The Linux stack above is familiar to the hyperscale datacenter operators and companies that might want to build hybrid X86/TILEncore systems themselves. Plenty of high-end enterprise customers are also deeply familiar with these tools, and so are telecommunications, service provider, and financial services firms who are expected to be early adopters of the TILEncore coprocessors.

In financial services, the early adopters will probably come in high frequency trading.

"HFT is a hot spot for us," says Doud. "We get a lot lower latency than plugging any sort of network interface card into an X86 machine. And in fact a lot of the transactions can be executed right on the Tilera chip and never even hit the host. These guys are very sophisticated, and in many cases they are running very complex algorithms on a quad-socket beast. But by adding a TILEncore, you got it all: You have low-latency I/O, you can do some transactions right on the card, and you can run those big algorithms on the fast threads of an X86. It is really about bringing the right kind of compute to bear on different aspects of the application."

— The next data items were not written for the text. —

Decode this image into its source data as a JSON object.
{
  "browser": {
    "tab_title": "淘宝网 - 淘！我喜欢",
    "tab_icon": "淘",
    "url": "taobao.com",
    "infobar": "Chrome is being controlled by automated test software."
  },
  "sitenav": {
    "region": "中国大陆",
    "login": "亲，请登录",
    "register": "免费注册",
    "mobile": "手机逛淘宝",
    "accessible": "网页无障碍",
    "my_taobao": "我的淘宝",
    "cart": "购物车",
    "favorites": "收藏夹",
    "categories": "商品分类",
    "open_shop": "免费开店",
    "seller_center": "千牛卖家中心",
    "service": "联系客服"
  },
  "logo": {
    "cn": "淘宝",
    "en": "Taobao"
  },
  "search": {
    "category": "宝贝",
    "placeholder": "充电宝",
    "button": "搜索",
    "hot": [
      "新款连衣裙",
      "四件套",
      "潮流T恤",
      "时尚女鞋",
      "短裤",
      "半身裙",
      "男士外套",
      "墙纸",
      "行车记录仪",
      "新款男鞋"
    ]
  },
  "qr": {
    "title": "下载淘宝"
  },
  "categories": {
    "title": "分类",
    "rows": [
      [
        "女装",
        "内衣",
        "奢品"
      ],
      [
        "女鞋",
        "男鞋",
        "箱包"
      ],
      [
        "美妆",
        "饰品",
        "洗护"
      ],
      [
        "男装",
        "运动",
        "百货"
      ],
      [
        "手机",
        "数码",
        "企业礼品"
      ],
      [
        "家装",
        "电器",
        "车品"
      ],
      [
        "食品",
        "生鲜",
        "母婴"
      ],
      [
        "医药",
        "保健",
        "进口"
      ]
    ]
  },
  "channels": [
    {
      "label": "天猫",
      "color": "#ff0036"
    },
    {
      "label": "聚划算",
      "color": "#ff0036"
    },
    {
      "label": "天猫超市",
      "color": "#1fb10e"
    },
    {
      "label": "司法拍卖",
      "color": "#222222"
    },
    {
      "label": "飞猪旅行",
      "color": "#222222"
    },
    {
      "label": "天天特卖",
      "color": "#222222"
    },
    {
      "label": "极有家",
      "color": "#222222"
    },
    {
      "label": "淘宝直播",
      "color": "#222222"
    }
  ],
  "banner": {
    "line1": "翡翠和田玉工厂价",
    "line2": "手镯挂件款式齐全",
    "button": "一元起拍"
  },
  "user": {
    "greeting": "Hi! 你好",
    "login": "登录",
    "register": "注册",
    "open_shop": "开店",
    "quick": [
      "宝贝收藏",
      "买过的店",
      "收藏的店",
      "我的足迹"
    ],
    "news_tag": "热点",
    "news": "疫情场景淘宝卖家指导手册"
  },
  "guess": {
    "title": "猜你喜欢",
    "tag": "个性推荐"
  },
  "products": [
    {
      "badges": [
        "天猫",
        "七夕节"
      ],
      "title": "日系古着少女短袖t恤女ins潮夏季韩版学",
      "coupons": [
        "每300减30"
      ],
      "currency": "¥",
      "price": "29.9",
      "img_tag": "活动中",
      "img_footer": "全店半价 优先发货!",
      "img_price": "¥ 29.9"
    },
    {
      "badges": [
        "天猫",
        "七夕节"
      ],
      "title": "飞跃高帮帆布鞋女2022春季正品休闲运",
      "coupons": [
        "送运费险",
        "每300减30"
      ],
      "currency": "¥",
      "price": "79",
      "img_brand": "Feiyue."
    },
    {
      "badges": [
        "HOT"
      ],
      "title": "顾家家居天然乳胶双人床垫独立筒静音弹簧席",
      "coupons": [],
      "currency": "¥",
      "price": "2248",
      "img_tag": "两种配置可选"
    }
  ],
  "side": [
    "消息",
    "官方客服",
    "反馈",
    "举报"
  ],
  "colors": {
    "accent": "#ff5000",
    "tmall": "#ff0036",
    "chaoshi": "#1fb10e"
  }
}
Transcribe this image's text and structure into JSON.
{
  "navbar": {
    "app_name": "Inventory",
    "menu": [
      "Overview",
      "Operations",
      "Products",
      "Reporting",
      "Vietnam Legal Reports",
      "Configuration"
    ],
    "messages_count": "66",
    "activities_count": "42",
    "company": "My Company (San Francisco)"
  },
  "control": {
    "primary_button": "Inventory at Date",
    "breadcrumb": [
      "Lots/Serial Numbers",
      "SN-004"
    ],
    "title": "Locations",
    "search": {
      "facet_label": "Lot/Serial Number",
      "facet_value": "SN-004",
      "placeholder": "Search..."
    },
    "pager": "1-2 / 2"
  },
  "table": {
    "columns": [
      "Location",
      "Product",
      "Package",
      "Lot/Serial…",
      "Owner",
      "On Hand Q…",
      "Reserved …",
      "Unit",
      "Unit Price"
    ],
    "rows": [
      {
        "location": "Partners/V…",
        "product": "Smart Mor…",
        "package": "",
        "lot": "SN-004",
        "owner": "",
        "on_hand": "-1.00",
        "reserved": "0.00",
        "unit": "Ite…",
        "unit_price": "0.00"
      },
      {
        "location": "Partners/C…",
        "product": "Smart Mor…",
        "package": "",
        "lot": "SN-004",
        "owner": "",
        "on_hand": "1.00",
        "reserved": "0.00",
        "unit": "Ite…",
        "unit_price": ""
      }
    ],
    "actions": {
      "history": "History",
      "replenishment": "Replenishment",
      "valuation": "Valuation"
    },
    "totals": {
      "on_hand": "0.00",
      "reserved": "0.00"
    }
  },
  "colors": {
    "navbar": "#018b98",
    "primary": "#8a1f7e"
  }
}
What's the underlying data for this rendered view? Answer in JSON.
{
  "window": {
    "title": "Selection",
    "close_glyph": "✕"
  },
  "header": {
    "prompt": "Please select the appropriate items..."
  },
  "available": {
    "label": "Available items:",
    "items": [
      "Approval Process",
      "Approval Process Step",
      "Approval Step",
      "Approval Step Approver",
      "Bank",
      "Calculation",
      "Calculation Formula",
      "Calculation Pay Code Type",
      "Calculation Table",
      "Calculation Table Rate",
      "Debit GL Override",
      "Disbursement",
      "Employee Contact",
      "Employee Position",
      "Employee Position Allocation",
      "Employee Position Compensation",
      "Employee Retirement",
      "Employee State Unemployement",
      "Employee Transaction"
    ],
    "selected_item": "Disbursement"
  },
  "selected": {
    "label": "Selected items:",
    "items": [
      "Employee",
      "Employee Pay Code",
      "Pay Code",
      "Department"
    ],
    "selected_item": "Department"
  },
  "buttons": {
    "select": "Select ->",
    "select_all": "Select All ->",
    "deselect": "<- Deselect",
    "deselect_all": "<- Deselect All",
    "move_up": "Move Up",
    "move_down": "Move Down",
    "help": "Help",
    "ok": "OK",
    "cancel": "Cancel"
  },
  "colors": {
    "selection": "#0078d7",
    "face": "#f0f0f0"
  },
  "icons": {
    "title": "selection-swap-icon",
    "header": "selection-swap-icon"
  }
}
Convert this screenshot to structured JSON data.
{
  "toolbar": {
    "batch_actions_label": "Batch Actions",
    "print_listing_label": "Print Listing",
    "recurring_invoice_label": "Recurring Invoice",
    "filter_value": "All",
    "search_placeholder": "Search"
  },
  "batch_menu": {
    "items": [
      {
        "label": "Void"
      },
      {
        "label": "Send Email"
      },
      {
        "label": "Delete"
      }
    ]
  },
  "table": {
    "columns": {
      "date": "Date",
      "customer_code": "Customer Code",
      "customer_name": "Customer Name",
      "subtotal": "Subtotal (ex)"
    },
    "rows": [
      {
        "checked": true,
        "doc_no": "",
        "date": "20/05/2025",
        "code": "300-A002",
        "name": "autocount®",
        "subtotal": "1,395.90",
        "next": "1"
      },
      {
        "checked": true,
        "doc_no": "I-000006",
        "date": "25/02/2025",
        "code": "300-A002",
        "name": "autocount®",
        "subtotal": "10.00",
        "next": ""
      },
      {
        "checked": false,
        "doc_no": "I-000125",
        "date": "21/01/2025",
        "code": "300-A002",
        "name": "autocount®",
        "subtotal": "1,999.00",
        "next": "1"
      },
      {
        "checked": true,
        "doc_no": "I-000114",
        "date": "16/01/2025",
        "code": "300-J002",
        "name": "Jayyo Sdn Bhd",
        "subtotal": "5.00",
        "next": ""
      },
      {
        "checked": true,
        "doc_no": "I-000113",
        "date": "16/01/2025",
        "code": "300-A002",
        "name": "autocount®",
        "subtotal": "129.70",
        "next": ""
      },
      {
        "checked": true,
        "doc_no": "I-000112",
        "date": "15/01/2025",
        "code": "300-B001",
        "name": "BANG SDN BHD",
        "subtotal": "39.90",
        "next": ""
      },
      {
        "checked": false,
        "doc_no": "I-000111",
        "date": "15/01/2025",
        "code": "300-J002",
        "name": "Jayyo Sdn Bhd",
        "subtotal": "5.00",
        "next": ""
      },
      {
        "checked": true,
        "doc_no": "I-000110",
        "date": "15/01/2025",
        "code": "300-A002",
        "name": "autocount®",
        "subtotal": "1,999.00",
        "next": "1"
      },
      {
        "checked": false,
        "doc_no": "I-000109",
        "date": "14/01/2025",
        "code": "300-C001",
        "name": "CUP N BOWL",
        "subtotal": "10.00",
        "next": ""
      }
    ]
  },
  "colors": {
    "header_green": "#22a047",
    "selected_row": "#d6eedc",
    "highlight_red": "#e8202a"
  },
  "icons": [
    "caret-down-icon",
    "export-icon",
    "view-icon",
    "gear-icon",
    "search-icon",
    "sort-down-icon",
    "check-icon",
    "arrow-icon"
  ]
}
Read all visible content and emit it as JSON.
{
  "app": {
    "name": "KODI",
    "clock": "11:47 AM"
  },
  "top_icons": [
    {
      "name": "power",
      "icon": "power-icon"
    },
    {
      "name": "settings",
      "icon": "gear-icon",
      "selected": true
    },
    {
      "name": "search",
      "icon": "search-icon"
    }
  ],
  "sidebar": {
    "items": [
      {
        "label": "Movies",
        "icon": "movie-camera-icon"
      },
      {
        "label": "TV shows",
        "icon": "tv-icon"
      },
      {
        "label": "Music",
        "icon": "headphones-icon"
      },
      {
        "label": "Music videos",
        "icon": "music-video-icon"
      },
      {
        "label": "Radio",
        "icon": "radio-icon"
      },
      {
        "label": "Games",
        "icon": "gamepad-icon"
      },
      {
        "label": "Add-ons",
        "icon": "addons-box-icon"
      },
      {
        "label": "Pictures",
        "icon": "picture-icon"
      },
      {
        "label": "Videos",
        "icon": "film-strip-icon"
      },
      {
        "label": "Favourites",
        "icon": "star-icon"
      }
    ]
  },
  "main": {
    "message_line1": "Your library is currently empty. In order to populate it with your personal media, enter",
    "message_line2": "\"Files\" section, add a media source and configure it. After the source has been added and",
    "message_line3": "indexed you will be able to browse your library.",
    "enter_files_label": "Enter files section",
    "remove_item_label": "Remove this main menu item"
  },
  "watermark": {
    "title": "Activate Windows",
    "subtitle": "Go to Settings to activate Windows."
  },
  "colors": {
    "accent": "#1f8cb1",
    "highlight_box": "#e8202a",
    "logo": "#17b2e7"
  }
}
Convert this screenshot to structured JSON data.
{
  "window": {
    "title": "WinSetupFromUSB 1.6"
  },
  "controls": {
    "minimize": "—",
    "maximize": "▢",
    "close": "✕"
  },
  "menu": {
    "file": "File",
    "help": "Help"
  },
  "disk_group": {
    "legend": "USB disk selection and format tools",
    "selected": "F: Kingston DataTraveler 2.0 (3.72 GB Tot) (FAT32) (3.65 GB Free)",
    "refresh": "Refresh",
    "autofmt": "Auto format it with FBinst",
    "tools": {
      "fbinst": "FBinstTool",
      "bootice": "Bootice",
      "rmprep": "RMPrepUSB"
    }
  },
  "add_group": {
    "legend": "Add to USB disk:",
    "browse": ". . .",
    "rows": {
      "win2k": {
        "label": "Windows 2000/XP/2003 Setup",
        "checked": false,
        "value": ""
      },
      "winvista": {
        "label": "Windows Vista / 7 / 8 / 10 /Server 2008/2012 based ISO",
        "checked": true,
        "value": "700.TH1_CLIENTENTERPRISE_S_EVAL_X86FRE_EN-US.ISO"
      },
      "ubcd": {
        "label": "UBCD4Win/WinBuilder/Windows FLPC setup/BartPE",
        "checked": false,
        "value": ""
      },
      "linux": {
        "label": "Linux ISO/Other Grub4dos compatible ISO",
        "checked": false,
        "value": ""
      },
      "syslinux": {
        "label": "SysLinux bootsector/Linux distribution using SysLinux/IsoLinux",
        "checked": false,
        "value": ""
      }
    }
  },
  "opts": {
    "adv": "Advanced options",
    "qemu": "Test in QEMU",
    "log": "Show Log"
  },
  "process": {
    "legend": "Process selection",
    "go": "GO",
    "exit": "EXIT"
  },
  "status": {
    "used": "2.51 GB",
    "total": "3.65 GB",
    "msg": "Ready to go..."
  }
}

One early adopter of the TILEncore coprocessors that can be publicly cited is French hosting provider OVH, which has 150,000 servers installed. The French service provider is using the TILEncore coprocessors in its network to protect its customers against distributed denial of service attacks; the company is looking to offload intrusion detection functions to the coprocessors at some point in the future.

There are four different TILEncore coprocessor cards, which have a varying number of cores, network ports, memory capacity, and other features, as shown below:


The top-end Tile-Gx72 processor is used in the heftiest configuration of the TILEncore coprocessors, and the chips are given the name TILEncore to keep them distinct from the Tilera chips aimed at servers. This TILE-Gx72 chip has 72 RISC cores that run at 1.2 GHz, all linked together by a coherent mesh network that has 18 MB of L3 cache and another 5 MB of L1 and L2 cache embedded in those cores. The chip is implemented in a 40 nanometer process and is etched by Taiwan Semiconductor Manufacturing Corp, and has a thermal design point of 75 watts. It has four DDR3 memory controllers that can use 1.87 GHz memory and has a sustained memory bandwidth of 60 GB/sec. The chip has configurable XAUI ports that can deliver 32 Ethernet ports at 1 Gb/sec or eight ports running at 10 Gb/sec.

The TILEncore coprocessors are available now. Tilera is not divulging its pricing for the coprocessors, but obviously the dollars have to make sense. If a reasonably configured server costs $5,000 to $6,000 and a Tilera coprocessor can give half of its cycles back, then a TILEncore card should cost something on the order of $2,500 to $3,000. This is about the same as the street price for an Nvidia Tesla GPU coprocessor, by the way.